We're coming to the end of our patience with our fifteen-year-old, in-the-shop-every-month, speedometer-doesn't-work-right, rusty-as-hell Subaru station wagon.

This past weekend we got A's mom to babysit so we could spend a couple of hours shopping for cars together. (Amazingly, this still felt like a date. Must've been the quick parking lot backseat necking session halfway through the second test drive.)

We've got it narrowed down to a couple of options: get another (used) Subaru. Or go for something smaller—like a Honda Civic or (the much cuter option*) Mazda Protege—and use about two thirds of the gas we would with the bigger car.

Now, a Subaru station wagon is by far not the largest or least fuel efficient car a family can drive in this country, and the cash savings on gas if we chose a smaller car would probably add up to only a couple of hundred dollars a year (we don't drive much). But it seems like at this point in history if we have the opportunity to cut out a third of the gas we burn, we should.

Except we are so American. We've been driving this station wagon for so long, we've gotten used to taking off for weekend trips with way more than we need. And we get stuck on What if we get a dog? And What if we buy a tree? And Will we really be able to fit everything in that tiny trunk? What about camping?

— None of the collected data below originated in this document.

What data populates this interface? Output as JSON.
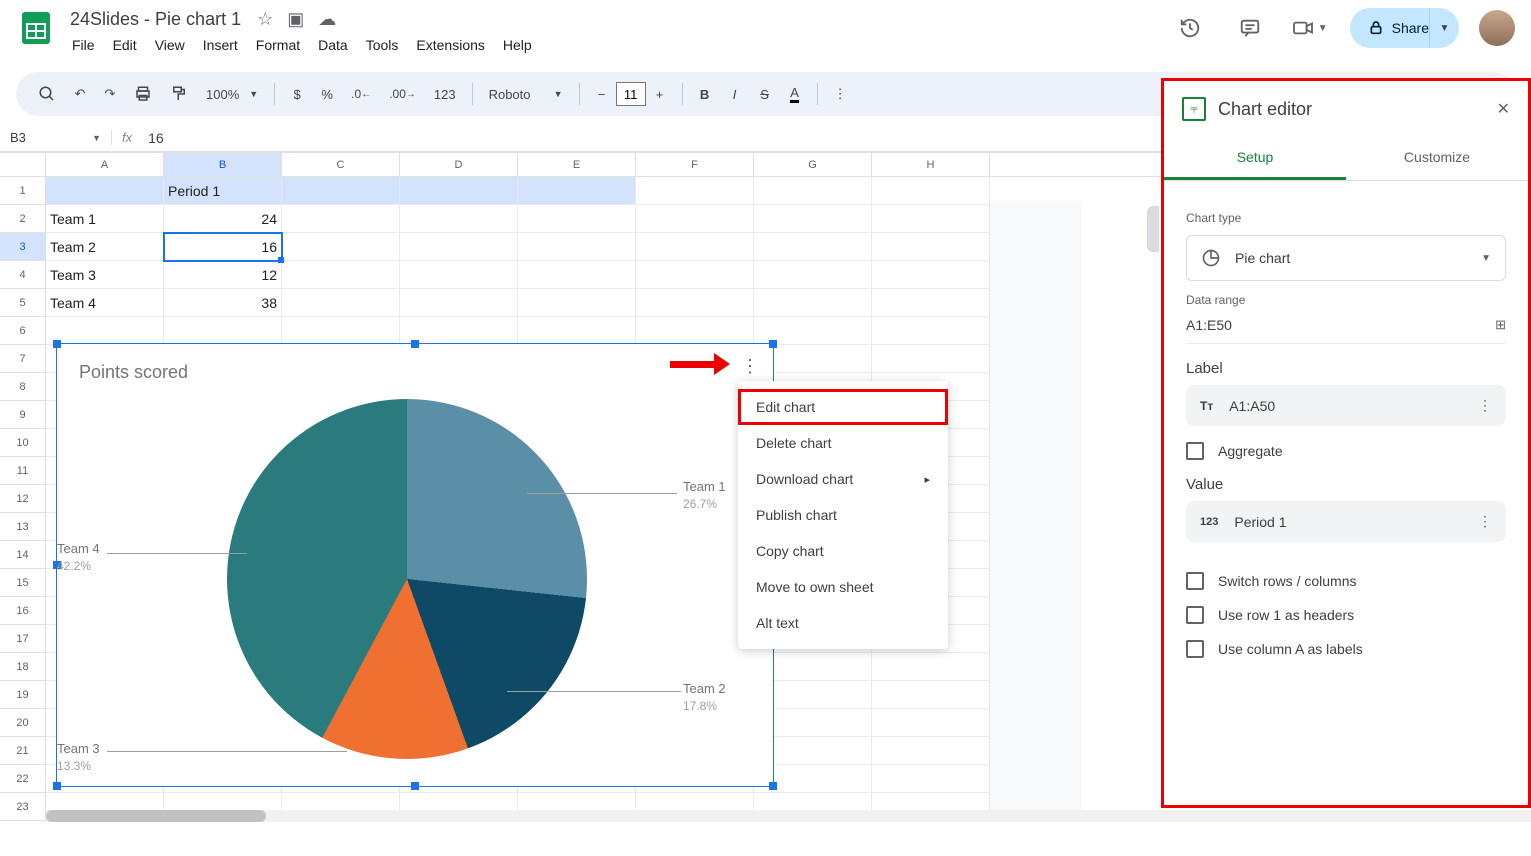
{
  "doc": {
    "title": "24Slides - Pie chart 1"
  },
  "menus": {
    "file": "File",
    "edit": "Edit",
    "view": "View",
    "insert": "Insert",
    "format": "Format",
    "data": "Data",
    "tools": "Tools",
    "extensions": "Extensions",
    "help": "Help"
  },
  "toolbar": {
    "zoom": "100%",
    "font": "Roboto",
    "fontsize": "11",
    "numfmt": "123"
  },
  "share": {
    "label": "Share"
  },
  "namebox": "B3",
  "formula": "16",
  "columns": [
    "A",
    "B",
    "C",
    "D",
    "E",
    "F",
    "G",
    "H"
  ],
  "sheet": {
    "r1": {
      "b": "Period 1"
    },
    "r2": {
      "a": "Team 1",
      "b": "24"
    },
    "r3": {
      "a": "Team 2",
      "b": "16"
    },
    "r4": {
      "a": "Team 3",
      "b": "12"
    },
    "r5": {
      "a": "Team 4",
      "b": "38"
    }
  },
  "chart_data": {
    "type": "pie",
    "title": "Points scored",
    "series": [
      {
        "name": "Team 1",
        "value": 24,
        "pct": "26.7%",
        "color": "#5b8fa8"
      },
      {
        "name": "Team 2",
        "value": 16,
        "pct": "17.8%",
        "color": "#0e4a66"
      },
      {
        "name": "Team 3",
        "value": 12,
        "pct": "13.3%",
        "color": "#ef7031"
      },
      {
        "name": "Team 4",
        "value": 38,
        "pct": "42.2%",
        "color": "#2a7b7e"
      }
    ]
  },
  "ctx": {
    "edit": "Edit chart",
    "delete": "Delete chart",
    "download": "Download chart",
    "publish": "Publish chart",
    "copy": "Copy chart",
    "move": "Move to own sheet",
    "alt": "Alt text"
  },
  "sidebar": {
    "title": "Chart editor",
    "tab_setup": "Setup",
    "tab_customize": "Customize",
    "chart_type_label": "Chart type",
    "chart_type_value": "Pie chart",
    "data_range_label": "Data range",
    "data_range_value": "A1:E50",
    "label_label": "Label",
    "label_value": "A1:A50",
    "aggregate": "Aggregate",
    "value_label": "Value",
    "value_value": "Period 1",
    "switch": "Switch rows / columns",
    "row1headers": "Use row 1 as headers",
    "colAlabels": "Use column A as labels"
  }
}
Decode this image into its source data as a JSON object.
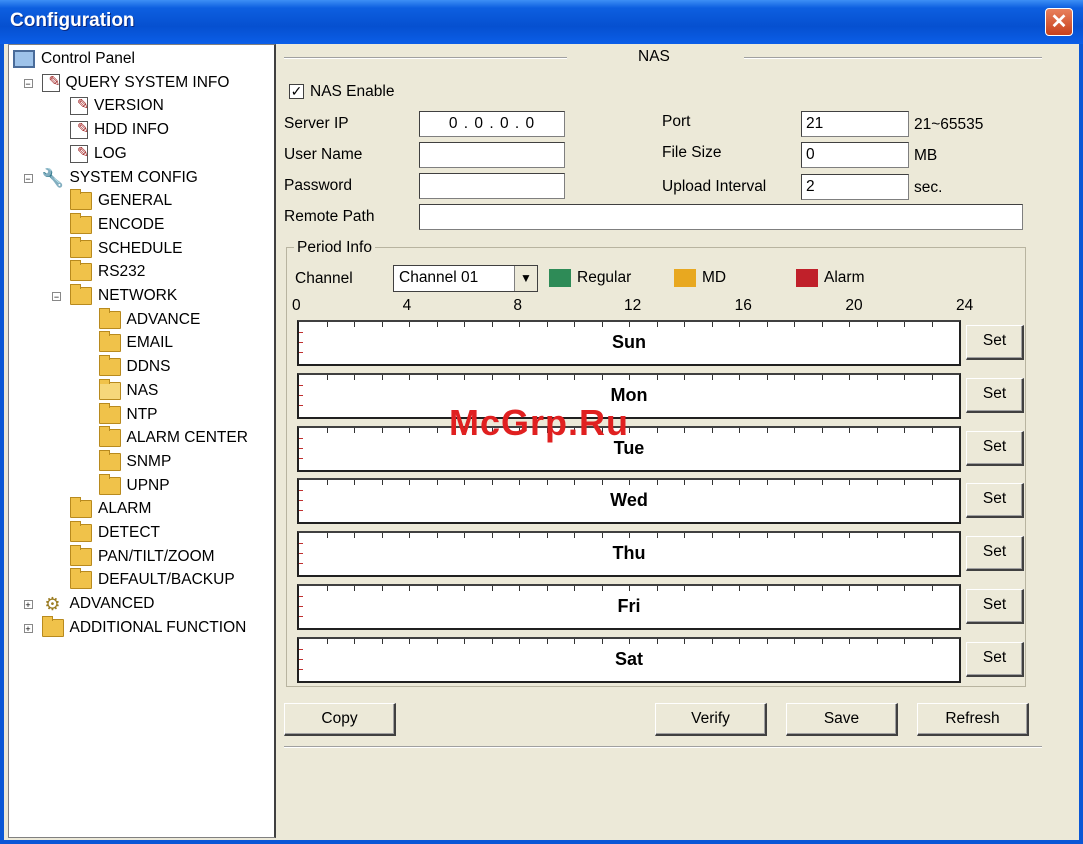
{
  "window": {
    "title": "Configuration"
  },
  "tree": [
    {
      "label": "Control Panel",
      "icon": "pc"
    },
    {
      "label": "QUERY SYSTEM INFO",
      "icon": "doc"
    },
    {
      "label": "VERSION",
      "icon": "doc"
    },
    {
      "label": "HDD INFO",
      "icon": "doc"
    },
    {
      "label": "LOG",
      "icon": "doc"
    },
    {
      "label": "SYSTEM CONFIG",
      "icon": "tools"
    },
    {
      "label": "GENERAL",
      "icon": "folder"
    },
    {
      "label": "ENCODE",
      "icon": "folder"
    },
    {
      "label": "SCHEDULE",
      "icon": "folder"
    },
    {
      "label": "RS232",
      "icon": "folder"
    },
    {
      "label": "NETWORK",
      "icon": "folder"
    },
    {
      "label": "ADVANCE",
      "icon": "folder"
    },
    {
      "label": "EMAIL",
      "icon": "folder"
    },
    {
      "label": "DDNS",
      "icon": "folder"
    },
    {
      "label": "NAS",
      "icon": "folder-open"
    },
    {
      "label": "NTP",
      "icon": "folder"
    },
    {
      "label": "ALARM CENTER",
      "icon": "folder"
    },
    {
      "label": "SNMP",
      "icon": "folder"
    },
    {
      "label": "UPNP",
      "icon": "folder"
    },
    {
      "label": "ALARM",
      "icon": "folder"
    },
    {
      "label": "DETECT",
      "icon": "folder"
    },
    {
      "label": "PAN/TILT/ZOOM",
      "icon": "folder"
    },
    {
      "label": "DEFAULT/BACKUP",
      "icon": "folder"
    },
    {
      "label": "ADVANCED",
      "icon": "gears"
    },
    {
      "label": "ADDITIONAL FUNCTION",
      "icon": "folder"
    }
  ],
  "panel": {
    "title": "NAS",
    "nas_enable": {
      "label": "NAS Enable",
      "checked": true
    },
    "server_ip": {
      "label": "Server IP",
      "value": "0 . 0 . 0 . 0"
    },
    "user_name": {
      "label": "User Name",
      "value": ""
    },
    "password": {
      "label": "Password",
      "value": ""
    },
    "remote_path": {
      "label": "Remote Path",
      "value": ""
    },
    "port": {
      "label": "Port",
      "value": "21",
      "hint": "21~65535"
    },
    "file_size": {
      "label": "File Size",
      "value": "0",
      "unit": "MB"
    },
    "upload_interval": {
      "label": "Upload Interval",
      "value": "2",
      "unit": "sec."
    }
  },
  "period": {
    "title": "Period Info",
    "channel_label": "Channel",
    "channel_value": "Channel 01",
    "legend": [
      {
        "label": "Regular",
        "color": "#2e8b57"
      },
      {
        "label": "MD",
        "color": "#e8a820"
      },
      {
        "label": "Alarm",
        "color": "#c0202a"
      }
    ],
    "hours": [
      "0",
      "4",
      "8",
      "12",
      "16",
      "20",
      "24"
    ],
    "days": [
      "Sun",
      "Mon",
      "Tue",
      "Wed",
      "Thu",
      "Fri",
      "Sat"
    ],
    "set_label": "Set"
  },
  "buttons": {
    "copy": "Copy",
    "verify": "Verify",
    "save": "Save",
    "refresh": "Refresh"
  },
  "watermark": "McGrp.Ru"
}
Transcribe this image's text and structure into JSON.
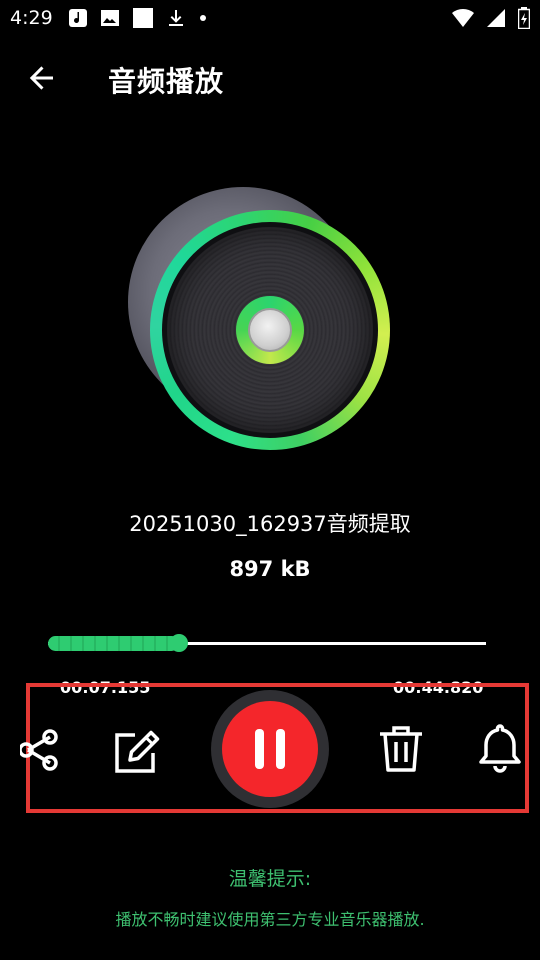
{
  "status_bar": {
    "time": "4:29",
    "icons_left": [
      "music-note-icon",
      "image-icon",
      "square-icon",
      "download-icon",
      "dot-icon"
    ],
    "icons_right": [
      "wifi-icon",
      "signal-icon",
      "battery-icon"
    ]
  },
  "app_bar": {
    "title": "音频播放",
    "back_icon": "arrow-left-icon"
  },
  "player": {
    "file_name": "20251030_162937音频提取",
    "file_size": "897 kB",
    "progress": 0.3,
    "current_time": "00:07.155",
    "total_time": "00:44.820",
    "is_playing": true
  },
  "controls": {
    "share_icon": "share-icon",
    "edit_icon": "edit-icon",
    "pause_icon": "pause-icon",
    "delete_icon": "trash-icon",
    "ringtone_icon": "bell-icon"
  },
  "tip": {
    "title": "温馨提示:",
    "body": "播放不畅时建议使用第三方专业音乐器播放."
  },
  "colors": {
    "background": "#000000",
    "accent_green": "#2ecc71",
    "play_button": "#f4262b",
    "highlight_border": "#e53935",
    "tip_text": "#3ec070"
  }
}
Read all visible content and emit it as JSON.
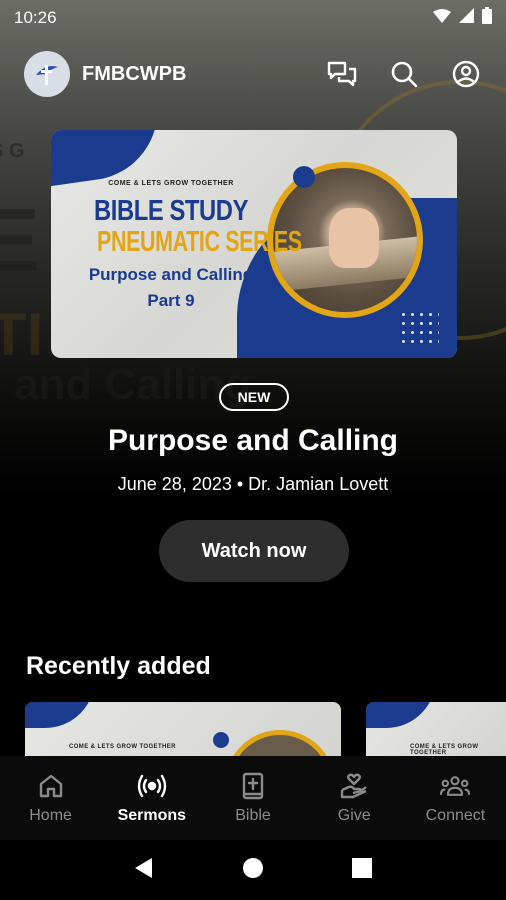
{
  "status_bar": {
    "time": "10:26",
    "icons": [
      "wifi-icon",
      "signal-icon",
      "battery-icon"
    ]
  },
  "header": {
    "app_name": "FMBCWPB",
    "icons": [
      "chat-icon",
      "search-icon",
      "profile-icon"
    ]
  },
  "featured": {
    "card": {
      "kicker": "COME & LETS GROW TOGETHER",
      "line1": "BIBLE STUDY",
      "line2": "PNEUMATIC SERIES",
      "line3": "Purpose and Calling",
      "line4": "Part 9"
    },
    "badge": "NEW",
    "title": "Purpose and Calling",
    "meta": "June 28, 2023 • Dr. Jamian Lovett",
    "cta": "Watch now"
  },
  "recently_added": {
    "title": "Recently added",
    "items": [
      {
        "kicker": "COME & LETS GROW TOGETHER"
      },
      {
        "kicker": "COME & LETS GROW TOGETHER"
      }
    ]
  },
  "bottom_nav": [
    {
      "label": "Home",
      "icon": "home-icon",
      "active": false
    },
    {
      "label": "Sermons",
      "icon": "broadcast-icon",
      "active": true
    },
    {
      "label": "Bible",
      "icon": "bible-icon",
      "active": false
    },
    {
      "label": "Give",
      "icon": "give-icon",
      "active": false
    },
    {
      "label": "Connect",
      "icon": "people-icon",
      "active": false
    }
  ],
  "colors": {
    "navy": "#1b3c8e",
    "gold": "#e2a515",
    "button": "#2e2e2e"
  }
}
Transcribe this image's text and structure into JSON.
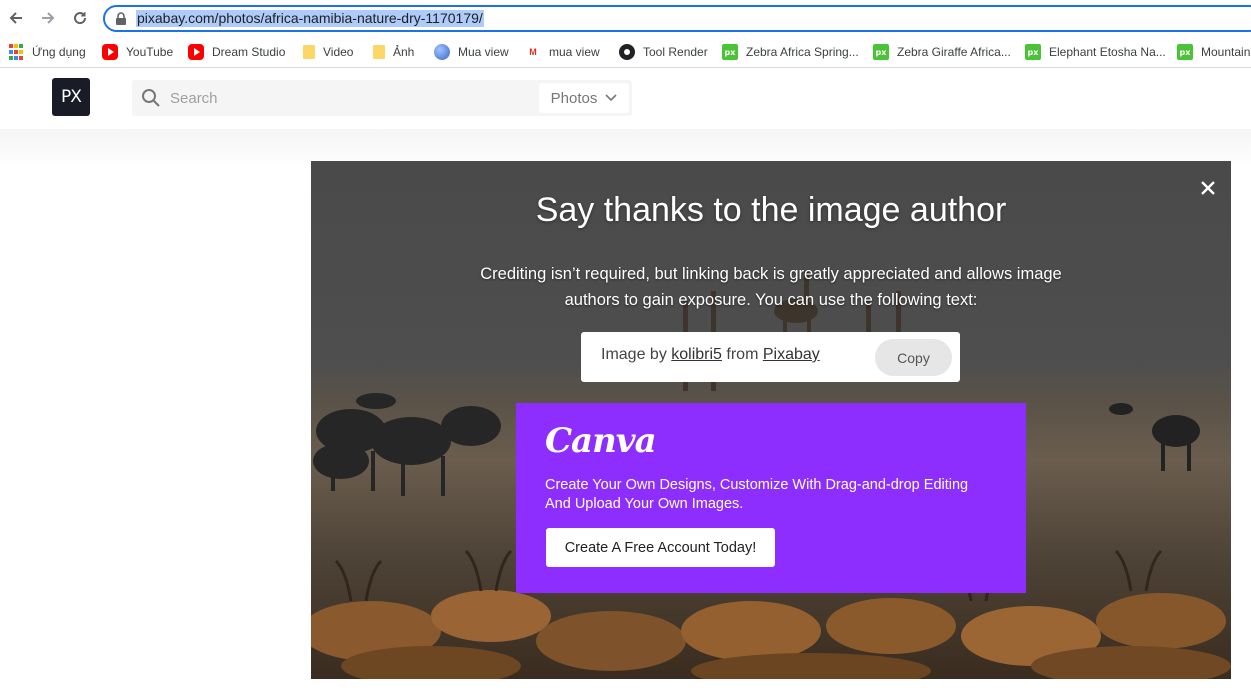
{
  "browser": {
    "url": "pixabay.com/photos/africa-namibia-nature-dry-1170179/",
    "bookmarks": [
      {
        "label": "Ứng dụng",
        "icon": "apps-grid-icon"
      },
      {
        "label": "YouTube",
        "icon": "youtube-icon"
      },
      {
        "label": "Dream Studio",
        "icon": "youtube-icon"
      },
      {
        "label": "Video",
        "icon": "folder-icon"
      },
      {
        "label": "Ảnh",
        "icon": "folder-icon"
      },
      {
        "label": "Mua view",
        "icon": "globe-icon"
      },
      {
        "label": "mua view",
        "icon": "site-icon"
      },
      {
        "label": "Tool Render",
        "icon": "tool-icon"
      },
      {
        "label": "Zebra Africa Spring...",
        "icon": "pixabay-icon"
      },
      {
        "label": "Zebra Giraffe Africa...",
        "icon": "pixabay-icon"
      },
      {
        "label": "Elephant Etosha Na...",
        "icon": "pixabay-icon"
      },
      {
        "label": "Mountain",
        "icon": "pixabay-icon"
      }
    ]
  },
  "header": {
    "logo_text": "PX",
    "search_placeholder": "Search",
    "search_type": "Photos"
  },
  "modal": {
    "title": "Say thanks to the image author",
    "description": "Crediting isn’t required, but linking back is greatly appreciated and allows image authors to gain exposure. You can use the following text:",
    "credit": {
      "prefix": "Image by ",
      "author": "kolibri5",
      "middle": " from ",
      "site": "Pixabay",
      "copy_label": "Copy"
    },
    "canva": {
      "logo": "Canva",
      "description": "Create Your Own Designs, Customize With Drag-and-drop Editing And Upload Your Own Images.",
      "cta": "Create A Free Account Today!",
      "bg_color": "#8d2eff"
    }
  },
  "colors": {
    "omnibox_border": "#1a73e8",
    "url_highlight": "#aecbfa",
    "logo_bg": "#191b26"
  }
}
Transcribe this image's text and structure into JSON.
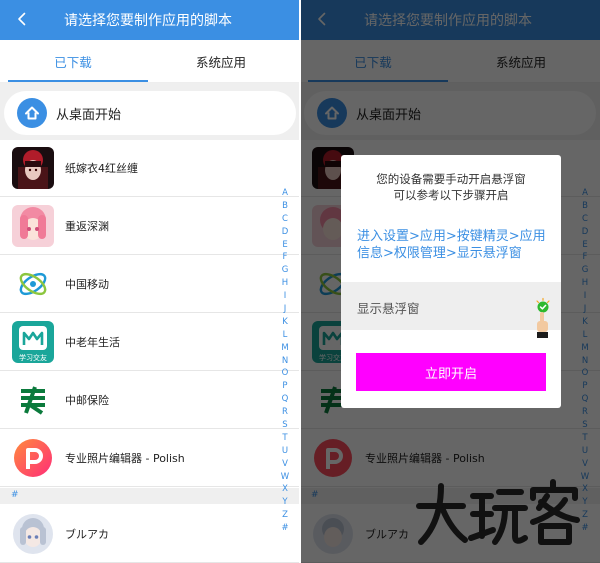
{
  "colors": {
    "accent": "#3b8fe3",
    "dialog_button": "#ff00ff",
    "checkmark": "#2eb82e"
  },
  "header": {
    "back_icon": "chevron-left-icon",
    "title": "请选择您要制作应用的脚本"
  },
  "tabs": [
    {
      "label": "已下载",
      "selected": true
    },
    {
      "label": "系统应用",
      "selected": false
    }
  ],
  "home_entry": {
    "icon": "home-icon",
    "label": "从桌面开始"
  },
  "apps": [
    {
      "name": "纸嫁衣4红丝缠",
      "icon": "game-art-icon"
    },
    {
      "name": "重返深渊",
      "icon": "anime-girl-icon"
    },
    {
      "name": "中国移动",
      "icon": "china-mobile-icon"
    },
    {
      "name": "中老年生活",
      "icon": "elderly-life-icon",
      "icon_caption": "学习交友"
    },
    {
      "name": "中邮保险",
      "icon": "china-post-icon"
    },
    {
      "name": "专业照片编辑器 - Polish",
      "icon": "polish-icon"
    }
  ],
  "section_hash": "#",
  "hash_apps": [
    {
      "name": "ブルアカ",
      "icon": "anime-avatar-icon"
    }
  ],
  "alphabet_index": [
    "A",
    "B",
    "C",
    "D",
    "E",
    "F",
    "G",
    "H",
    "I",
    "J",
    "K",
    "L",
    "M",
    "N",
    "O",
    "P",
    "Q",
    "R",
    "S",
    "T",
    "U",
    "V",
    "W",
    "X",
    "Y",
    "Z",
    "#"
  ],
  "dialog": {
    "line1": "您的设备需要手动开启悬浮窗",
    "line2": "可以参考以下步骤开启",
    "steps_line1": "进入设置>应用>按键精灵>应用",
    "steps_line2": "信息>权限管理>显示悬浮窗",
    "demo_label": "显示悬浮窗",
    "demo_icon": "green-check-icon",
    "tap_icon": "finger-tap-icon",
    "button_label": "立即开启"
  },
  "watermark": {
    "text": "大玩客"
  }
}
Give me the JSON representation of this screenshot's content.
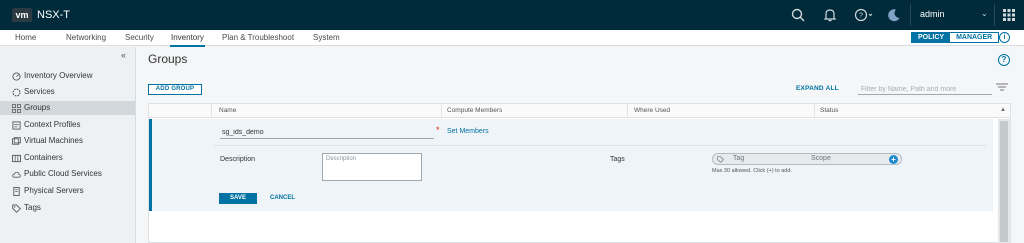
{
  "header": {
    "logo": "vm",
    "app_title": "NSX-T",
    "user": "admin",
    "icons": [
      "search-icon",
      "bell-icon",
      "help-icon",
      "moon-icon",
      "apps-grid-icon"
    ]
  },
  "nav": {
    "tabs": [
      "Home",
      "Networking",
      "Security",
      "Inventory",
      "Plan & Troubleshoot",
      "System"
    ],
    "active_tab": "Inventory",
    "mode_toggle": {
      "policy": "POLICY",
      "manager": "MANAGER",
      "selected": "POLICY"
    }
  },
  "sidebar": {
    "items": [
      {
        "label": "Inventory Overview",
        "icon": "dashboard-icon"
      },
      {
        "label": "Services",
        "icon": "services-icon"
      },
      {
        "label": "Groups",
        "icon": "groups-icon"
      },
      {
        "label": "Context Profiles",
        "icon": "context-profiles-icon"
      },
      {
        "label": "Virtual Machines",
        "icon": "virtual-machine-icon"
      },
      {
        "label": "Containers",
        "icon": "containers-icon"
      },
      {
        "label": "Public Cloud Services",
        "icon": "cloud-icon"
      },
      {
        "label": "Physical Servers",
        "icon": "server-icon"
      },
      {
        "label": "Tags",
        "icon": "tag-icon"
      }
    ],
    "active_item": "Groups"
  },
  "main": {
    "title": "Groups",
    "add_group_label": "ADD GROUP",
    "expand_all_label": "EXPAND ALL",
    "filter_placeholder": "Filter by Name, Path and more",
    "columns": [
      "Name",
      "Compute Members",
      "Where Used",
      "Status"
    ],
    "edit_row": {
      "name_value": "sg_ids_demo",
      "set_members_label": "Set Members",
      "description_label": "Description",
      "description_placeholder": "Description",
      "tags_label": "Tags",
      "tag_placeholder": "Tag",
      "scope_placeholder": "Scope",
      "tags_hint": "Max 30 allowed. Click (+) to add.",
      "save_label": "SAVE",
      "cancel_label": "CANCEL"
    }
  },
  "colors": {
    "header_bg": "#012a3a",
    "accent": "#0072a3",
    "required": "#e12200"
  }
}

For ninety nine percent of the driving we do, a Subaru is Too Much. And a great deal can be accomplished with a roof rack and some more frugal packing habits. Why is it so hard to suck it up and choose what someone in almost any other country in the world would do by default?

How about you? What do you drive? Does it work for your family? For the rest of the world?


*I am so not in the habit of seeing my car as an important part of my identity (see rusty fifteen-year-old Subaru). But driving the Protege, I felt so cute. And driving the Civic? I felt like I was 34 and cheap and covered with baby snot. (Which I am, on all three counts, I guess, but still.)